Duke los tomó y examinó con gran atención.
—Parecen legítimos —dijo.
—Pero a un cartucho de caza no se le supone con fuerza bastante para desintegrar un cañón de buenísimo acero. Debieron de estallar los dos cartuchos a la vez y estoy seguro de que están cargados con dinamita. Si Prima llega a dispararlos, hubiera quedado destrozada.
—En efecto —admitió Duke.
Con un cortaplumas estaba arrancando el cartón del cartucho y al fin dejó al descubierto una cápsula metálica en lugar de la carga de perdigones, taco y pólvora que debía haber encontrado.
—¡Cuidado! —previno Ince—. Puede estallar.
Duke se encogió de hombros.
—No creo —dijo.
Siguió arrancando el cartón del cartucho y al fin quedó enteramente al descubierto la cápsula. Era de acero y el extremo que tocaba al fulminante tenía un agujerito que debía dar paso hacia el interior al fogonazo del pistón, provocándose así el estallido de la carga interna. Duke desatornilló aquella parte de la cápsula y vació sobre la palma de la mano su contenido.
—Picrinita —dijo—. Un explosivo muy desagradable. Peligroso de manejar. Si me permite, guardaré estos cartuchos.
Sin esperar la respuesta de Ince levantóse y metió en el cajón de una mesita de noche los dos cartuchos.
—Ve con cuidado —dijo Susana—. No sea que confundas eso con un cigarro y al ir a encenderlo volemos los dos.
Sonriendo Duke regresó junto a Ince.
—Prosiga —dijo.
—No quiero que continúen ocurriendo estas cosas —dijo—. Necesito que alguien nos defienda. Su esposa lo ha dicho. Cuando uno no puede confiar en la Policía acude a usted. Le daré lo que me pida. Diez mil dólares...

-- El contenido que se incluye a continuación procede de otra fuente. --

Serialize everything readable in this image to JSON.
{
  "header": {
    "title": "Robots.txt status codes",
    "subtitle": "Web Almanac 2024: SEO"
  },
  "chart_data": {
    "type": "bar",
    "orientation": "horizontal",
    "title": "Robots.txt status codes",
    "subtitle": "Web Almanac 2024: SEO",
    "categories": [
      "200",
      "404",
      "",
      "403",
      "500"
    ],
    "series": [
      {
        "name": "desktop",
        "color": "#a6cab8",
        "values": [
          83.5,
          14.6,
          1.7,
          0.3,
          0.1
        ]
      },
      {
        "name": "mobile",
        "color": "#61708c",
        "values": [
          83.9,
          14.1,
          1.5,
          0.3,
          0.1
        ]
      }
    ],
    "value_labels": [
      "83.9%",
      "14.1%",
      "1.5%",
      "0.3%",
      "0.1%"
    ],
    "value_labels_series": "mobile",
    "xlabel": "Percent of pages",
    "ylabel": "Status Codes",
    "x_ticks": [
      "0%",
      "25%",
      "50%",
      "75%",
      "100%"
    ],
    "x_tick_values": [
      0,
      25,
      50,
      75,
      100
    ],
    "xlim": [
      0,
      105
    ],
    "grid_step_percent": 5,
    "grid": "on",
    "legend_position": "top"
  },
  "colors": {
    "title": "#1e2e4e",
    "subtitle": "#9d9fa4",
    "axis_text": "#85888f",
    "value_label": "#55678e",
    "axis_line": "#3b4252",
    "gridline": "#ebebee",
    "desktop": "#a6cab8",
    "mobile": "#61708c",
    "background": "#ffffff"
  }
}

Ince se contuvo ante la sonrisa de Duke.
—Ya sé que es poco —dijo—. Perdone. Aunque le ofreciera un millón sería poquísimo para usted. Pero le ofreceré algo que estoy seguro le interesará. Algo que usted no puede adquirir, con todo su dinero. Algo único en el mundo.
—¿Qué? —preguntó, interesado, Duke.
—El retrato de la Marquesa de los Ciervos, original de Goya. Costó cien mil dólares. Hemos recibido ofertas hasta de un millón. Si usted salva la vida a Prima yo le entregaré ese cuadro.
—¡Caray! —exclamó Susana—. Acepta. Pero dile que firme un documento.
—Acepto; pero ha de firmar un documento —sonrió Duke.
Robert Ince Overton sacó su pluma estilográfica y comenzó a llenar una hoja en blanco con su angulosa escritura.